Julia Margaret Cameron (June 11, 1815 – January 26, 1879) was a British photographer who is considered one of the most important portraitists of the 19th century. She is known for her soft-focus close-ups of famous Victorian men and women, for illustrative images depicting characters from mythology, Christianity, and literature, and for sensitive portraits of men, women and children.
After establishing herself first among Calcutta’s Anglo-Indian upper-class and then among London’s cultural elite, Cameron formed her own salon frequented by distinguished Victorians at the seaside village of Freshwater, Isle of Wight.
After showing a keen interest in photography for many years, Cameron took up the practice at the relatively late age of 48, after her daughter gave her a camera as a present. She quickly produced a large body of work capturing the genius, beauty, and innocence of the men, women, and children who visited her studio at Freshwater, and created unique allegorical images inspired by tableaux vivants, theatre, 15th-century Italian painters, and the work of her creative contemporaries. Her photography career was short but productive; she made around 900 photographs over a 12-year period.

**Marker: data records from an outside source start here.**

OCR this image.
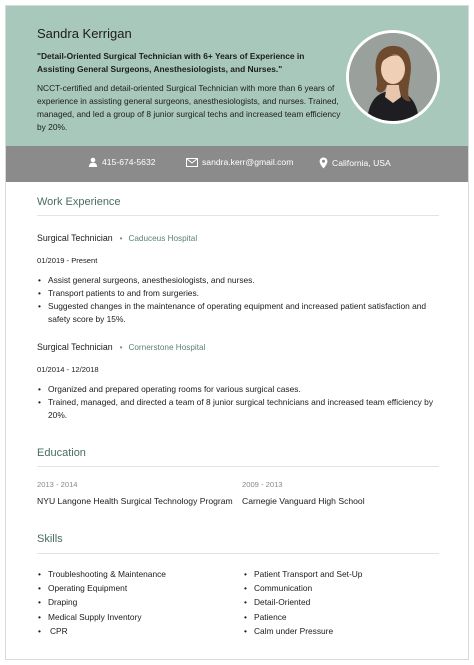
Sandra Kerrigan
"Detail-Oriented Surgical Technician with 6+ Years of Experience in Assisting General Surgeons, Anesthesiologists, and Nurses."
NCCT-certified and detail-oriented Surgical Technician with more than 6 years of experience in assisting general surgeons, anesthesiologists, and nurses. Trained, managed, and led a group of 8 junior surgical techs and increased team efficiency by 20%.
415-674-5632	sandra.kerr@gmail.com	California, USA
Work Experience
Surgical Technician • Caduceus Hospital
01/2019 - Present
• Assist general surgeons, anesthesiologists, and nurses.
• Transport patients to and from surgeries.
• Suggested changes in the maintenance of operating equipment and increased patient satisfaction and safety score by 15%.
Surgical Technician • Cornerstone Hospital
01/2014 - 12/2018
• Organized and prepared operating rooms for various surgical cases.
• Trained, managed, and directed a team of 8 junior surgical technicians and increased team efficiency by 20%.
Education
2013 - 2014
NYU Langone Health Surgical Technology Program
2009 - 2013
Carnegie Vanguard High School
Skills
• Troubleshooting & Maintenance
• Operating Equipment
• Draping
• Medical Supply Inventory
• CPR
• Patient Transport and Set-Up
• Communication
• Detail-Oriented
• Patience
• Calm under Pressure
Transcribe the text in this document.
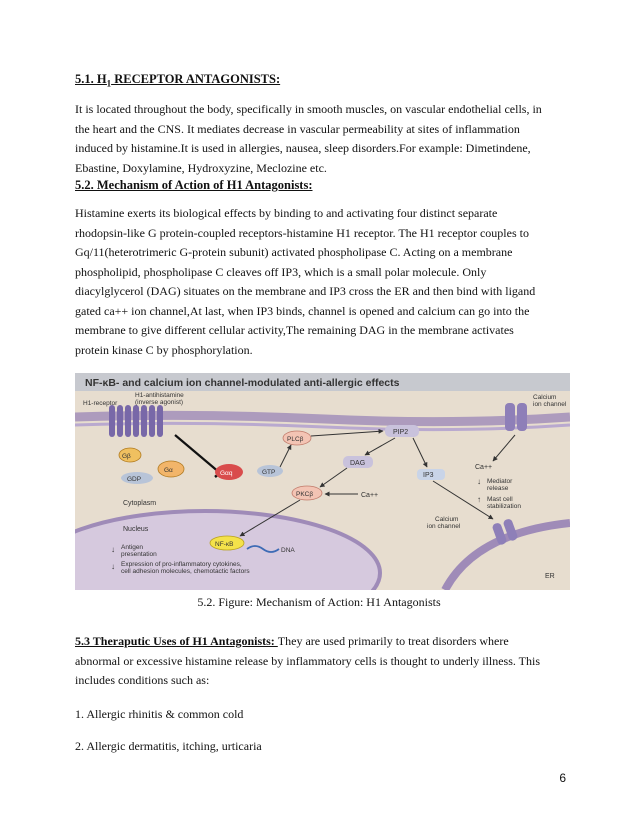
5.1. $H_1$ RECEPTOR ANTAGONISTS:

It is located throughout the body, specifically in smooth muscles, on vascular endothelial cells, in
the heart and the CNS. It mediates decrease in vascular permeability at sites of inflammation
induced by histamine.It is used in allergies, nausea, sleep disorders.For example: Dimetindene,
Ebastine, Doxylamine, Hydroxyzine, Meclozine etc.

5.2. Mechanism of Action of H1 Antagonists:

Histamine exerts its biological effects by binding to and activating four distinct separate
rhodopsin-like G protein-coupled receptors-histamine H1 receptor. The H1 receptor couples to
Gq/11(heterotrimeric G-protein subunit) activated phospholipase C. Acting on a membrane
phospholipid, phospholipase C cleaves off IP3, which is a small polar molecule. Only
diacylglycerol (DAG) situates on the membrane and IP3 cross the ER and then bind with ligand
gated ca++ ion channel,At last, when IP3 binds, channel is opened and calcium can go into the
membrane to give different cellular activity,The remaining DAG in the membrane activates
protein kinase C by phosphorylation.

NF-κB- and calcium ion channel-modulated anti-allergic effects
H1-receptor
H1-antihistamine
(inverse agonist)
Gβ
Gα
GDP
Gαq	GTP
PLCβ
PIP2
DAG
IP3
Calcium
ion channel
Ca++
↓ Mediator
release
↑ Mast cell
stabilization
PKCβ	Ca++
Cytoplasm
Nucleus
NF-κB
DNA
↓ Antigen
presentation
↓ Expression of pro-inflammatory cytokines,
cell adhesion molecules, chemotactic factors
Calcium
ion channel
ER
5.2. Figure: Mechanism of Action: H1 Antagonists

5.3 Theraputic Uses of H1 Antagonists: They are used primarily to treat disorders where
abnormal or excessive histamine release by inflammatory cells is thought to underly illness. This
includes conditions such as:

1. Allergic rhinitis & common cold

2. Allergic dermatitis, itching, urticaria

6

Cameron’s work was contentious in her own time. Critics derided her softly focused and unrefined images, and considered her illustrative photographs amateurish and hammy. However, her portraits of respected men (such as Henry Taylor, Charles Darwin, and Sir John Herschel) have been consistently praised, both in her own life and in reviews of her work since. Her images have been described as “extraordinarily powerful” and “wholly original”, and she has been credited with producing the first close-ups in the history of the medium.